Quantum computers can perform certain tasks faster than would ever be possible with supercomputers. Although the technology is still experimental, funding for its development has steadily increased around the world as governments and companies monitor its economic and national security implications, Muller said.
“Whoever makes the first breakthrough will have a big advantage. As a state, we want to be part of it,” Muller said.
Ivan Deutsch, Regents Professor and Director of UNM’s Center for Quantum Information and Control, said, “The New Mexico Quantum Coalition (QNM-C) aims for a broad partnership across New Mexico, including including our main research university, our tribal colleges and our community. colleges, as well as national laboratories and industry.
The coalition is supported by more than 30 colleges, businesses, labs, and nonprofit organizations that operate in the Land of Enchantment.
“Los Alamos National Laboratory has been a world leader in quantum science for decades,” said John Sarrao, the Laboratory’s deputy director for science, technology and engineering. “The State of New Mexico is poised to benefit from quantum capabilities and technologies at Los Alamos and our other institutions.
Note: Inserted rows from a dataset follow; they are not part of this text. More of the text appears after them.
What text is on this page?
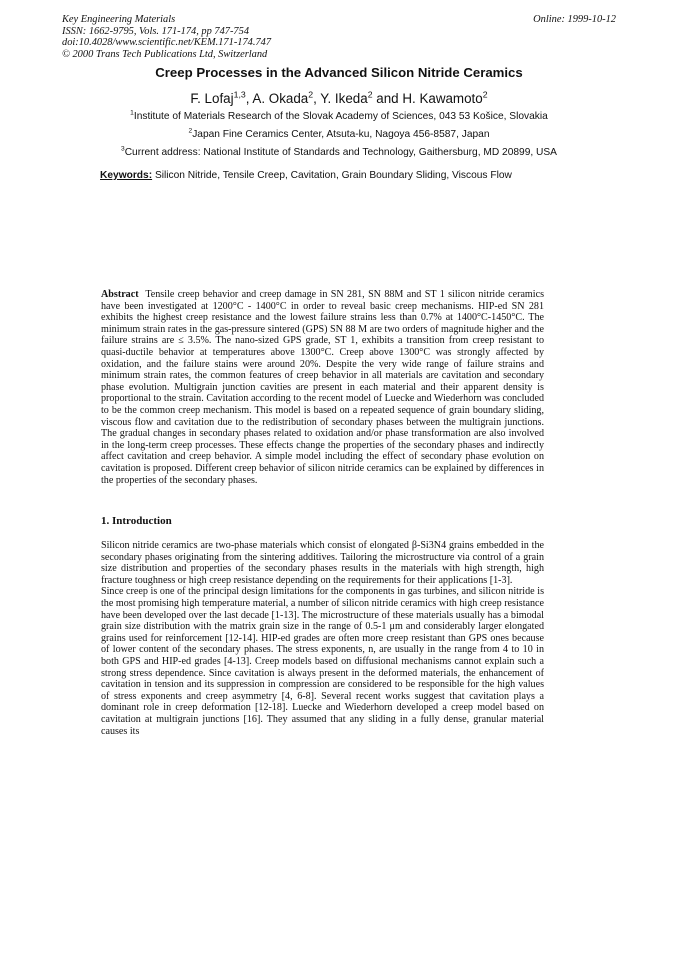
Key Engineering Materials
ISSN: 1662-9795, Vols. 171-174, pp 747-754
doi:10.4028/www.scientific.net/KEM.171-174.747
© 2000 Trans Tech Publications Ltd, Switzerland
Online: 1999-10-12
Creep Processes in the Advanced Silicon Nitride Ceramics
F. Lofaj$^{1,3}$, A. Okada$^2$, Y. Ikeda$^2$ and H. Kawamoto$^2$
$^1$Institute of Materials Research of the Slovak Academy of Sciences, 043 53 Košice, Slovakia
$^2$Japan Fine Ceramics Center, Atsuta-ku, Nagoya 456-8587, Japan
$^3$Current address: National Institute of Standards and Technology, Gaithersburg, MD 20899, USA
Keywords: Silicon Nitride, Tensile Creep, Cavitation, Grain Boundary Sliding, Viscous Flow
Abstract Tensile creep behavior and creep damage in SN 281, SN 88M and ST 1 silicon nitride ceramics have been investigated at 1200°C - 1400°C in order to reveal basic creep mechanisms. HIP-ed SN 281 exhibits the highest creep resistance and the lowest failure strains less than 0.7% at 1400°C-1450°C. The minimum strain rates in the gas-pressure sintered (GPS) SN 88 M are two orders of magnitude higher and the failure strains are ≤ 3.5%. The nano-sized GPS grade, ST 1, exhibits a transition from creep resistant to quasi-ductile behavior at temperatures above 1300°C. Creep above 1300°C was strongly affected by oxidation, and the failure stains were around 20%. Despite the very wide range of failure strains and minimum strain rates, the common features of creep behavior in all materials are cavitation and secondary phase evolution. Multigrain junction cavities are present in each material and their apparent density is proportional to the strain. Cavitation according to the recent model of Luecke and Wiederhorn was concluded to be the common creep mechanism. This model is based on a repeated sequence of grain boundary sliding, viscous flow and cavitation due to the redistribution of secondary phases between the multigrain junctions. The gradual changes in secondary phases related to oxidation and/or phase transformation are also involved in the long-term creep processes. These effects change the properties of the secondary phases and indirectly affect cavitation and creep behavior. A simple model including the effect of secondary phase evolution on cavitation is proposed. Different creep behavior of silicon nitride ceramics can be explained by differences in the properties of the secondary phases.
1. Introduction

Silicon nitride ceramics are two-phase materials which consist of elongated β-Si3N4 grains embedded in the secondary phases originating from the sintering additives. Tailoring the microstructure via control of a grain size distribution and properties of the secondary phases results in the materials with high strength, high fracture toughness or high creep resistance depending on the requirements for their applications [1-3].

Since creep is one of the principal design limitations for the components in gas turbines, and silicon nitride is the most promising high temperature material, a number of silicon nitride ceramics with high creep resistance have been developed over the last decade [1-13]. The microstructure of these materials usually has a bimodal grain size distribution with the matrix grain size in the range of 0.5-1 μm and considerably larger elongated grains used for reinforcement [12-14]. HIP-ed grades are often more creep resistant than GPS ones because of lower content of the secondary phases. The stress exponents, n, are usually in the range from 4 to 10 in both GPS and HIP-ed grades [4-13]. Creep models based on diffusional mechanisms cannot explain such a strong stress dependence. Since cavitation is always present in the deformed materials, the enhancement of cavitation in tension and its suppression in compression are considered to be responsible for the high values of stress exponents and creep asymmetry [4, 6-8]. Several recent works suggest that cavitation plays a dominant role in creep deformation [12-18]. Luecke and Wiederhorn developed a creep model based on cavitation at multigrain junctions [16]. They assumed that any sliding in a fully dense, granular material causes its
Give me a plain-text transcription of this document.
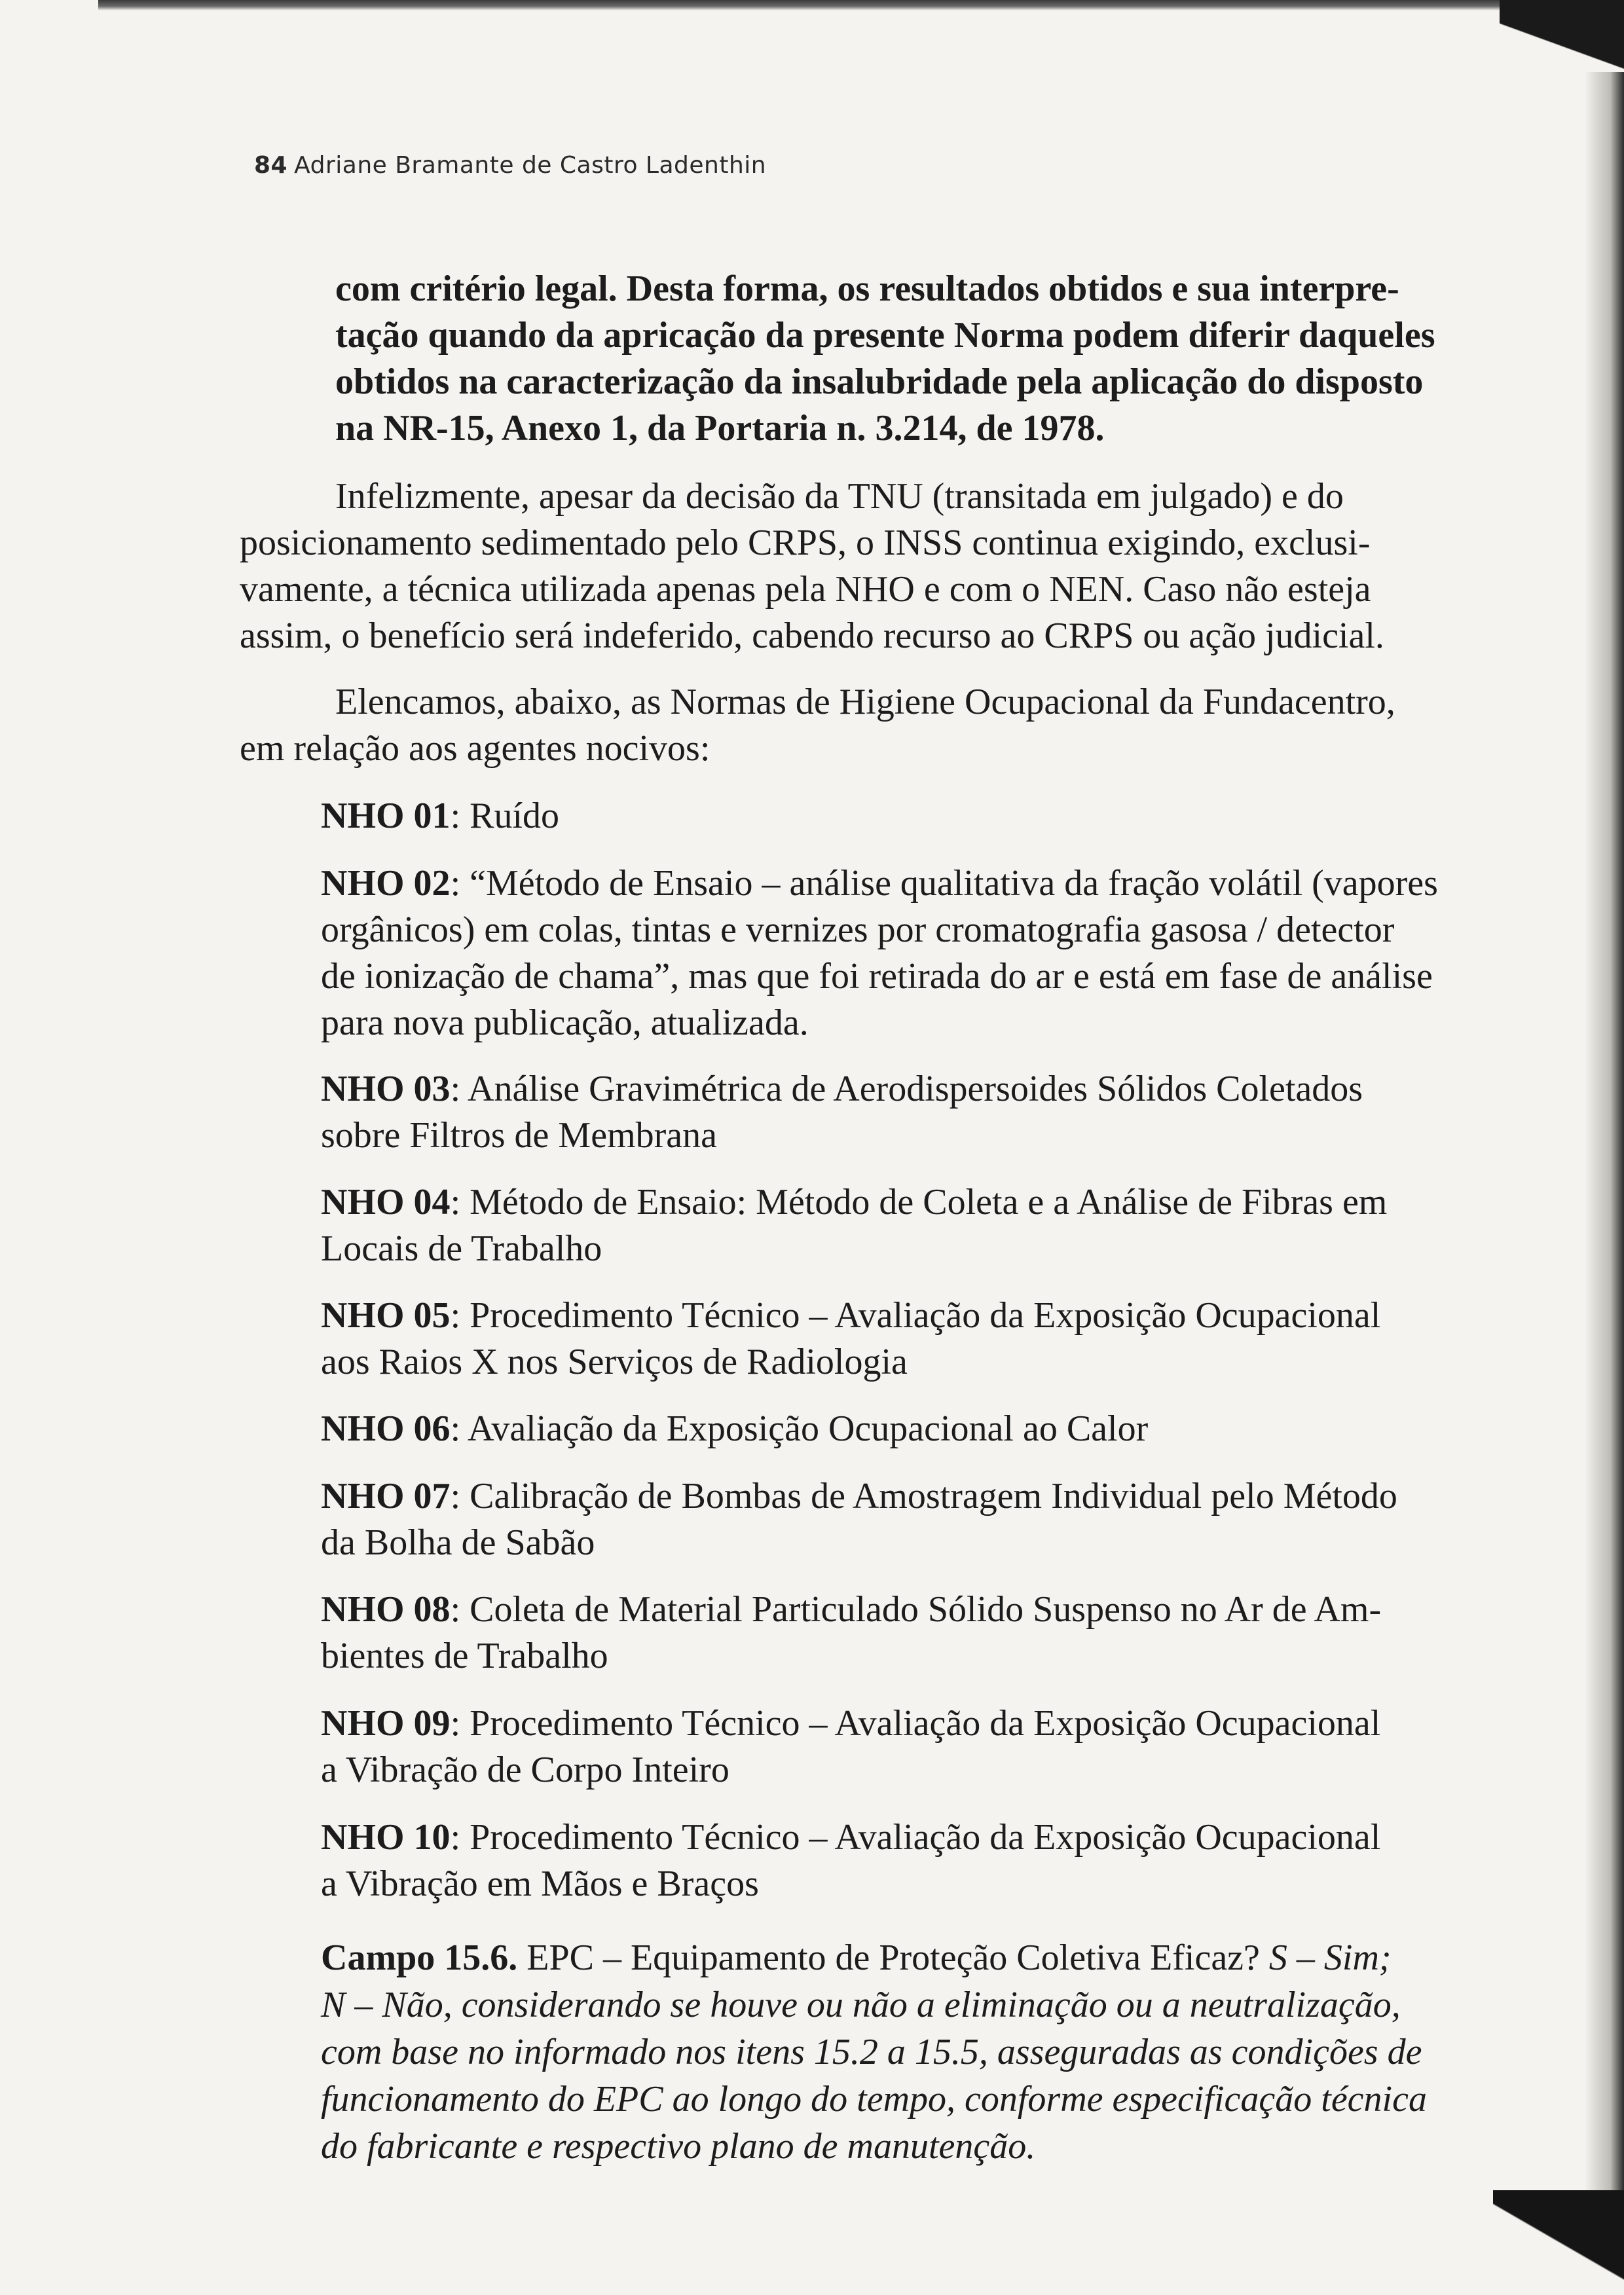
84 Adriane Bramante de Castro Ladenthin
com critério legal. Desta forma, os resultados obtidos e sua interpre-
tação quando da apricação da presente Norma podem diferir daqueles
obtidos na caracterização da insalubridade pela aplicação do disposto
na NR-15, Anexo 1, da Portaria n. 3.214, de 1978.
Infelizmente, apesar da decisão da TNU (transitada em julgado) e do
posicionamento sedimentado pelo CRPS, o INSS continua exigindo, exclusi-
vamente, a técnica utilizada apenas pela NHO e com o NEN. Caso não esteja
assim, o benefício será indeferido, cabendo recurso ao CRPS ou ação judicial.
Elencamos, abaixo, as Normas de Higiene Ocupacional da Fundacentro,
em relação aos agentes nocivos:
NHO 01: Ruído
NHO 02: “Método de Ensaio – análise qualitativa da fração volátil (vapores
orgânicos) em colas, tintas e vernizes por cromatografia gasosa / detector
de ionização de chama”, mas que foi retirada do ar e está em fase de análise
para nova publicação, atualizada.
NHO 03: Análise Gravimétrica de Aerodispersoides Sólidos Coletados
sobre Filtros de Membrana
NHO 04: Método de Ensaio: Método de Coleta e a Análise de Fibras em
Locais de Trabalho
NHO 05: Procedimento Técnico – Avaliação da Exposição Ocupacional
aos Raios X nos Serviços de Radiologia
NHO 06: Avaliação da Exposição Ocupacional ao Calor
NHO 07: Calibração de Bombas de Amostragem Individual pelo Método
da Bolha de Sabão
NHO 08: Coleta de Material Particulado Sólido Suspenso no Ar de Am-
bientes de Trabalho
NHO 09: Procedimento Técnico – Avaliação da Exposição Ocupacional
a Vibração de Corpo Inteiro
NHO 10: Procedimento Técnico – Avaliação da Exposição Ocupacional
a Vibração em Mãos e Braços
Campo 15.6. EPC – Equipamento de Proteção Coletiva Eficaz? S – Sim;
N – Não, considerando se houve ou não a eliminação ou a neutralização,
com base no informado nos itens 15.2 a 15.5, asseguradas as condições de
funcionamento do EPC ao longo do tempo, conforme especificação técnica
do fabricante e respectivo plano de manutenção.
We share a commitment to collaborative quantum research and development that engages and uplifts communities and industries wider areas of our home state.
Sandia and UNM also yesterday formed the Quantum New Mexico Institute, a joint research and education initiative that will create opportunities to build New Mexico’s local quantum economy, develop a quantum-ready workforce, and collaborate with leading institutions.
“Most people don’t know that New Mexico has made many major scientific discoveries in this area of research,” said Setso Metodi, Sandia’s lead in quantum computing. “As we continue to push the science, we also want to increase the number of people who can participate.”
Other coalition activities will focus on industry engagement, business development, policy and infrastructure improvements.
Mary Monson, Sandia’s senior director of technology partnerships and business development, said the state has advantages when it comes to attracting companies to this emerging sector.
“New Mexico has a huge government presence, including two national labs with strong quantum research programs. This makes the state attractive to companies and startups that want to work on government projects. So, we ask ourselves: what else will these companies need? How can New Mexico remove supply chain barriers for manufacturers, for example? What programs do our higher education institutions need to build a quantum savvy workforce? Monson said.